The title of this post might suggest youthful drinking and exposing body parts for beads, but since Katrina, thousands of college students have gone to New Orleans during spring break to help rebuild a broken city. While much of the country wonders why the job is not finished, anyone who has been out in the neighborhoods in New Orleans knows the extent of the damage wrought by the flood. And that doesn’t even address the fact that New Orleans was in need of quality, affordable long before anyone had equated the name Katrina with a devastating storm.
Since March 2006, a few months after the waters receded, I have worked with dozens of young people who have selflessly given their break from school to help others. They have gutted homes, cleared brush, landscaped, framed walls, spackled, scraped, caulked, primed and painted. And in the process of helping Gulf residents, they have learned about others far different from them…and I suspect they have learned a good deal about themselves.

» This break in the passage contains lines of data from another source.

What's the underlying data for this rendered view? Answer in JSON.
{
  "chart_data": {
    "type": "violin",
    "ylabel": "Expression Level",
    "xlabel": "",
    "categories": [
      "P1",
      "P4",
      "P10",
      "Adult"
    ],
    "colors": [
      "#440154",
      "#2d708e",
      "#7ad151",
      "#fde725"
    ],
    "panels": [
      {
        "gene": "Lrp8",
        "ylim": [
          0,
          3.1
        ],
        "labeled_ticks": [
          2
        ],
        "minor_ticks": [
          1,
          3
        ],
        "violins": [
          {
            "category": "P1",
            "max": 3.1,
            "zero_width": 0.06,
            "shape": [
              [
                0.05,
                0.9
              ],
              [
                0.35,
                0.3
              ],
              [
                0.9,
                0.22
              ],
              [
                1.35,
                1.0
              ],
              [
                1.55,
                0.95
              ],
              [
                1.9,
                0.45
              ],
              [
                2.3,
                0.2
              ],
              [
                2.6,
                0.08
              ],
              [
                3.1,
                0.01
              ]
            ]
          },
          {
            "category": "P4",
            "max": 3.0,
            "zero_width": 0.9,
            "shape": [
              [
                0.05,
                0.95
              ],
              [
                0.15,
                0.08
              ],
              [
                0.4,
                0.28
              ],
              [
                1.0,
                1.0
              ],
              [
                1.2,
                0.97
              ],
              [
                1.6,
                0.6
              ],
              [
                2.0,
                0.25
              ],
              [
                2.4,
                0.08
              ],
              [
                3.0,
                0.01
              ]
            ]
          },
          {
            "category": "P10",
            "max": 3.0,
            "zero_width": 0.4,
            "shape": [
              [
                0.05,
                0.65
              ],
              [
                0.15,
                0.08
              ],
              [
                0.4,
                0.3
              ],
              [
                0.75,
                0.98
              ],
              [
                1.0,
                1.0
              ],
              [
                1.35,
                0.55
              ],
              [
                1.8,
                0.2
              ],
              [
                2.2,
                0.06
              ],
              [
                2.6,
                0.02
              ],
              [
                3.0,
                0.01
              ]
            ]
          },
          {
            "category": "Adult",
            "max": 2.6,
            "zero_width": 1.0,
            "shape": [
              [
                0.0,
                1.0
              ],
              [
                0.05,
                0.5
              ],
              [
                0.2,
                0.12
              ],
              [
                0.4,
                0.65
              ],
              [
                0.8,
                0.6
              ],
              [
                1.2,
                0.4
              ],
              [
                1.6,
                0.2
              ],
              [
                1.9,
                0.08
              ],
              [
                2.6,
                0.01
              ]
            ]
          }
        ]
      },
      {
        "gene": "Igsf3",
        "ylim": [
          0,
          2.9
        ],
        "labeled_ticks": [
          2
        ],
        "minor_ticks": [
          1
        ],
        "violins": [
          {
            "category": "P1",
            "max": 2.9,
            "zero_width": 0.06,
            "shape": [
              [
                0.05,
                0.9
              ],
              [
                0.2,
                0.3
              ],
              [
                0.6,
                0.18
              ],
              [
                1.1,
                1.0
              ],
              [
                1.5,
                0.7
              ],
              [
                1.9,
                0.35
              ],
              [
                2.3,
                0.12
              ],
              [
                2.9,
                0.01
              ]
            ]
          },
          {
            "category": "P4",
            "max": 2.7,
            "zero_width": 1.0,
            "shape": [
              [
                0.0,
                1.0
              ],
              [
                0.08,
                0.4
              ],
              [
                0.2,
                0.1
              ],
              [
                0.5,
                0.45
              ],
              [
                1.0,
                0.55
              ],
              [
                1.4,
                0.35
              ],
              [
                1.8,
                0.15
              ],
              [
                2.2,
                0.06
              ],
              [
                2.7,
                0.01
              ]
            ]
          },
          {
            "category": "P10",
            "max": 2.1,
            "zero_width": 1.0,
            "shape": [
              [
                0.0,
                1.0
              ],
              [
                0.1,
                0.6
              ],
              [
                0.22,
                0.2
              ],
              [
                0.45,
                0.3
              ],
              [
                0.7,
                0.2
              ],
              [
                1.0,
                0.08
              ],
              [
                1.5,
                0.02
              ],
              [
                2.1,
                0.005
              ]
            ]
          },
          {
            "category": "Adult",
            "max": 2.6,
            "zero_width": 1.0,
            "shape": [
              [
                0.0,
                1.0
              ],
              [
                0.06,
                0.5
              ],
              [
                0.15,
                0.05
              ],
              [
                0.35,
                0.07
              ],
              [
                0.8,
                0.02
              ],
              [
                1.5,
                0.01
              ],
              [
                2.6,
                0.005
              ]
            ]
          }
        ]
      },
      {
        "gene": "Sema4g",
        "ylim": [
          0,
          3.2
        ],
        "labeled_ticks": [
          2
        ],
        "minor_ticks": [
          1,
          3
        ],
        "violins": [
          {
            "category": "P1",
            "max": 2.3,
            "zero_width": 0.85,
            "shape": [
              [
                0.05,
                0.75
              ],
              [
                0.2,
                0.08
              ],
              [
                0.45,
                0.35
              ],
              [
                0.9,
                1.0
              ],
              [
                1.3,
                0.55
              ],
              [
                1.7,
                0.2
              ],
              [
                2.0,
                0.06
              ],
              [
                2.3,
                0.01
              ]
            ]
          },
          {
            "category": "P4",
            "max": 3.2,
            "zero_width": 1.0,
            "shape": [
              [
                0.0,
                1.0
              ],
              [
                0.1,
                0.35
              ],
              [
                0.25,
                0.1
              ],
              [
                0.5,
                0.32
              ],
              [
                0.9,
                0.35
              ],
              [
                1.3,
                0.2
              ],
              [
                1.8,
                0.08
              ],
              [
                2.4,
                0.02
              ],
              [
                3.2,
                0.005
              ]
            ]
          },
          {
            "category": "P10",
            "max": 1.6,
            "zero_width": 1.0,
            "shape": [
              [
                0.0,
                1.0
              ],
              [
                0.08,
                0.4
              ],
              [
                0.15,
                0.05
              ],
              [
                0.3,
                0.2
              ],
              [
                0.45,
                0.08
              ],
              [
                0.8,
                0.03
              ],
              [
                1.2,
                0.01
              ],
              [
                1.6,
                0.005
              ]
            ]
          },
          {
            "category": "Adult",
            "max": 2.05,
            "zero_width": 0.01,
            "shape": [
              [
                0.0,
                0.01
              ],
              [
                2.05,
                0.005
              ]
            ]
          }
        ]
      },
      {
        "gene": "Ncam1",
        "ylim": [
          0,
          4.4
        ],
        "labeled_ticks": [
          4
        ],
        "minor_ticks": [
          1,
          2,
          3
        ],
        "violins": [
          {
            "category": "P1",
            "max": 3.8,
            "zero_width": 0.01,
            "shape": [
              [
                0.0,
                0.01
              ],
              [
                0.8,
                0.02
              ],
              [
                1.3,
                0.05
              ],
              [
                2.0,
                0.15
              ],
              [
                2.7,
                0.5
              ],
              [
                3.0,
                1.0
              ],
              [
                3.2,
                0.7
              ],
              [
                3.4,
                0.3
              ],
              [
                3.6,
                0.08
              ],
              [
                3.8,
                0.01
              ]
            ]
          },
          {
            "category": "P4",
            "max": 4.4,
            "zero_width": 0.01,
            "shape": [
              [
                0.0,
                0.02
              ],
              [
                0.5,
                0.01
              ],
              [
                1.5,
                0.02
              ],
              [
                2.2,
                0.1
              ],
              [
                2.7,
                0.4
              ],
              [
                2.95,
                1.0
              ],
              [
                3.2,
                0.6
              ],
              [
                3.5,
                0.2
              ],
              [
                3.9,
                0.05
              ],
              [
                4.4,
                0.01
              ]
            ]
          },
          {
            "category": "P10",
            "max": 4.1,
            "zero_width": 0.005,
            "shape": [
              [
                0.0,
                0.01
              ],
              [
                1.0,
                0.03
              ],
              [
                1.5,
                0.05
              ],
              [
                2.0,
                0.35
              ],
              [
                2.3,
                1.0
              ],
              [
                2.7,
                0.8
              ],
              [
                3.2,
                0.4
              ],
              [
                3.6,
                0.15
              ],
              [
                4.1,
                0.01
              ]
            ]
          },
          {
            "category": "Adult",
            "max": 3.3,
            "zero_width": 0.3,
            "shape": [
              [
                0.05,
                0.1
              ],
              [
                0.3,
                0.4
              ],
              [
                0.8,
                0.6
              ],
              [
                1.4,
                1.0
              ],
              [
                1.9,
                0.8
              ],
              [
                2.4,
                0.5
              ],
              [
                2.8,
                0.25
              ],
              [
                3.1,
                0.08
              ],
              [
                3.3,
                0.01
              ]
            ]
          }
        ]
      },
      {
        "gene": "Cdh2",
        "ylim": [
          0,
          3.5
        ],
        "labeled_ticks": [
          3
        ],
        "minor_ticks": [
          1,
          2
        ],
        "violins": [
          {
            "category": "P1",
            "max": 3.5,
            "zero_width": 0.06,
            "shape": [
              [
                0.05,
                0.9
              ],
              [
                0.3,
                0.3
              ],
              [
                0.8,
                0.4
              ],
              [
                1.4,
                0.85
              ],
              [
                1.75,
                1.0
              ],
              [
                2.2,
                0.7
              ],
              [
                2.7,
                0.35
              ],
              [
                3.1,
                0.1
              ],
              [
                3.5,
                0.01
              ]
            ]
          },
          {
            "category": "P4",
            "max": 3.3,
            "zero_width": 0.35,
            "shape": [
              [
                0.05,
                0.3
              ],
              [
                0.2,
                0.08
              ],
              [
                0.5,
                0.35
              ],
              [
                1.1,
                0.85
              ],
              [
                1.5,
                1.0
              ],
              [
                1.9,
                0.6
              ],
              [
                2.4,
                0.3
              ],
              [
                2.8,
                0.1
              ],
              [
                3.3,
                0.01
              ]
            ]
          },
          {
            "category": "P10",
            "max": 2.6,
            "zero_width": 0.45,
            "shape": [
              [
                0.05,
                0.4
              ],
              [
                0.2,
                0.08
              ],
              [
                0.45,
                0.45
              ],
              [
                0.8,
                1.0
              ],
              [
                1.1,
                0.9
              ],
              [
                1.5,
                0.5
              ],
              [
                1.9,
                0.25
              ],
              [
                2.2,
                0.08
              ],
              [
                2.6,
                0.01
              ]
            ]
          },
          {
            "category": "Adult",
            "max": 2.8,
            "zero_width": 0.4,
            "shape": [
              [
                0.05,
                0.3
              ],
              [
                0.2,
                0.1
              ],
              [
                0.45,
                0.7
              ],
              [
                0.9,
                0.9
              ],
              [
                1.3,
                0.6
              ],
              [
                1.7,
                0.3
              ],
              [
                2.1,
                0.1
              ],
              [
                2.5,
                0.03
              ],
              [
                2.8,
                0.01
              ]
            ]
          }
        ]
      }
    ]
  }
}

Since March 2007, I have had the pleasure or working side-by-side with students from the University of New Hampshire. And from that year forward, students in my New Orleans course have been there; initially only a handful, but since 2008 almost every student in the class has made the trip. We have worked in St. Bernard Parish, Waveland, Mississippi, and in neighborhoods throughout New Orleans (Upper Ninth, Faubourg Marigny, Treme, Gentilly, and Carrollton). However, this year is going to be a little different.
We have very happily worked with Operation Helping Hands, a program of Catholic Charities of the Archdiocese of New Orleans for the past three years. Alas, they have phased out their volunteer program. So this year, the students in the the New Orleans course, in conjunction with the UNH-Alternative Break
Challenge, will be moving across Lake Pontchartrain to work with Habitat for Humanity. Mind you, we will be a presence in New Orleans, but during the day we will be working with two different Habitat for Humanity agencies in St. Tammany Parish. Our work will be centered around Slidell and Mandeville, Louisiana. And we’ll be staying at the Peace Mission Center in Slidell. By the way, the volunteer accommodations and meals come highly recommended.
So on this day, as we celebrate a life of Martin Luther King, Jr., who spent his short time with us peacefully advocating on behalf of others, I look forward to working with another group of students who will generously give their time and creature comforts to move his dream forward.